Kekuasaan formal dapat berasal dari kemampuan untuk memaksa atau memebri
imbalan atau dari wewenang formal.

Kekuasaan koersif.landasan kekuasaan koersif adalah landasan kekuasaan yang


bergantung pada rasa takut. Seseorang memberikan reaksinya terhadap kekuasaan ini
karena rasa takut terhadap akibat-akibat negatif yang mungkin terjadi jika ia tidak
patuh. Kekuasaan koersif mengandalkan aplikasi, atau ancaman apliasi, sanksi fisik
yang menimbulkan rasa sakit, menimbulkan frustasi melalui pembatasan gerak, atau
pengendalian paksa terhadap kebutuhan dasar fisiologis atau keamanan.
Di tingkat organisasi A memiliki kekuasaan koersif atas B jika A dapat
memberhentikan, menunda, atau menurunkan pangkat B, dengan asumsi B menhargai
pekerjaannya. Demikian pula, jia A dapat menugasi B dengan aktivitas kerja yang
tidak menyenangkan B atau mengancam B sedemikian sehingga B dipermalukan,
dapat dikatakan bahwa A memiliki kekuasaan koersif atas B. Kekuasaan koersif juga
diperoleh karena seseorang memegang informasi kunci. Dalam sebuah organisasi,
orang yang memiliki data atau pengetahuan yang dibutuhkan orang lain dapat
memuat orang lain bergantung pada mereka.

Kekuasaan imbalan. kebalikan dari kekuasaan koersif adalah kekuasaan imbalan .

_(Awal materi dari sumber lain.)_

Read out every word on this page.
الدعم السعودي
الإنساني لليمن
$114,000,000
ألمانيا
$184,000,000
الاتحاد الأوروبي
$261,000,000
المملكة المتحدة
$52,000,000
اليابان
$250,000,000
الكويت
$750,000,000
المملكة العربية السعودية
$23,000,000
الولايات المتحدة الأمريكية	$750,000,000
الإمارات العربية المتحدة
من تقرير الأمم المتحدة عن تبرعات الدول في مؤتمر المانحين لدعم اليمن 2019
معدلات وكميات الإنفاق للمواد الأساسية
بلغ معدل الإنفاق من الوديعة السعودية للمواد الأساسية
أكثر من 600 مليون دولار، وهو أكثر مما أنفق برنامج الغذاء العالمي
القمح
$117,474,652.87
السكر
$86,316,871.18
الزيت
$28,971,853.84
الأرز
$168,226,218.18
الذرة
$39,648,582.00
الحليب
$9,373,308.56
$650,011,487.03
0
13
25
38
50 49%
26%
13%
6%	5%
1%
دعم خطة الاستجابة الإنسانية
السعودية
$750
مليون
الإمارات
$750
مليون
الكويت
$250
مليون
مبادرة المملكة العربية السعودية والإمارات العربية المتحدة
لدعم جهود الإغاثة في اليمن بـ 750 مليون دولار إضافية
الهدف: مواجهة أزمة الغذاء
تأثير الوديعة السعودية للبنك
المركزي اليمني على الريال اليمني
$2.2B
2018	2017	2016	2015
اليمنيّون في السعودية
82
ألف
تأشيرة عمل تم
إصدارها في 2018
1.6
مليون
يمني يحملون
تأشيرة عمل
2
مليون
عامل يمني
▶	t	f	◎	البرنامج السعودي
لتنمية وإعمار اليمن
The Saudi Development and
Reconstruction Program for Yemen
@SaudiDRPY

orang memenuhi keinginan atau arahan orang lain karena dengan berbuat demikian ia
akan mendapatkan manfaat positif, karena itu seseorang yang dapat membagikan
imbalan atau penghargaan yang dipandang orang lain bernilai akan memiliki
kekuasaan atas orang lain itu. Imbalan ini bisa bersifat finansial seperti pengendalian
tingkat upah, kenaikan upah, dan bonus atau nonfinansial yaitu termasuk pengakuan,
promosi, penugasan kerja yang menarik, kolega yang ramah, dan wilayah kerja atau
wilayah penjualan yang lebih disukai.
Kekuasaan koersif dan kekuasaan imbalan saling berlawanan. Jika dapat membuang
sesuatu yang bernilai positif dari orang lain atau menimbulkan sesuatu yang bernilai
negatif, anda memiliki kekuasaan koersif atas orang lain. Jika dapat memberi
seseorang sesuatu yang bernilaipositif atau mebuang sesuatu yang bernilai negatif,
anda memiliki kekuasaan imbalan atas orang itu.

Kekuasaan legitimasi. Dalam kelompok atau organisai formal, barangkali akses


yang paling mudah ditemuai pada satu atau lebih landasan kekuasaan adalaha posisi
steuktural seseorang. Hal ini disebut kekuasaan legitimasi. Kekuasan ini
melambangkan kewenangan formal untuk mengendalikan dan memanfaatkan
sumber-sumber daya organisasi.
Posisi-posisi yang memiliki kewenangan mencakup kekuasaan koersif dan
imbalan. namun, kekuasaan legitimasi lebih luas daripada kekuasaan untuk memaksa
dan memberikan imbalan. secara spesifik kekuasaan ini mencakup penerimaan
wewenang suatu jabatan oleh anggota-anggota dalam sebuah organisasi.

 Kekuasaan Pribadi
Anda tidak harus memiliki posisi formal dalam sebuah organisasi untuk memiliki
kekuasaaan. Banyak diantara perancang cip yang paling cakao dan produktif di
Intel,misalnya, memiliki kekuasaan, tetapi mereka bukan manajer dan tidak
memegang kekuasaan formal. Yang mereka miliki adalah kekuasaan pribadi yaitu
kekuasaan yang berasal dari karakteristik individual mereka yang unik. Dalam bagian
ini, kita akan mengamati dua basis kekuasaan pribadi- keahlian dan rasa hormat serta
kagum dari orang lain.

Kekuasaan karena keahlian. Kekuasaan karena keahlian adalah pengaruh


yang diperoleh dari keahlian, ketrampilan khusus,atau pengetahuan. Keahlian telah
menjadi salah satu sumber pengaruh yang paling kuat karena dunia sudah semakin
berorientasi pada teknologi. Karena pekerjaan semakin terspesialisasi, kita menjadi
semakin bergantung kepada para ahli untuk mencapai tujuan. Jadi, meskipun secara
umum diakui bahwa dokter memiliki keahlian dan dengan demikian memiliki
kekuasaan sebagai ahli- sebagian besar di antara kita mengikuti saran-saran yang
diberikan oleh dokter kita. Anda juga harus mengakui bahwa para spesialis bidang
komputer, akuntan oajak,ahli ekonomi,psikologi iindustri, dan spesialis lain mampu
menjalankan kekuasaan sebagai hasil dari keahlian mereka.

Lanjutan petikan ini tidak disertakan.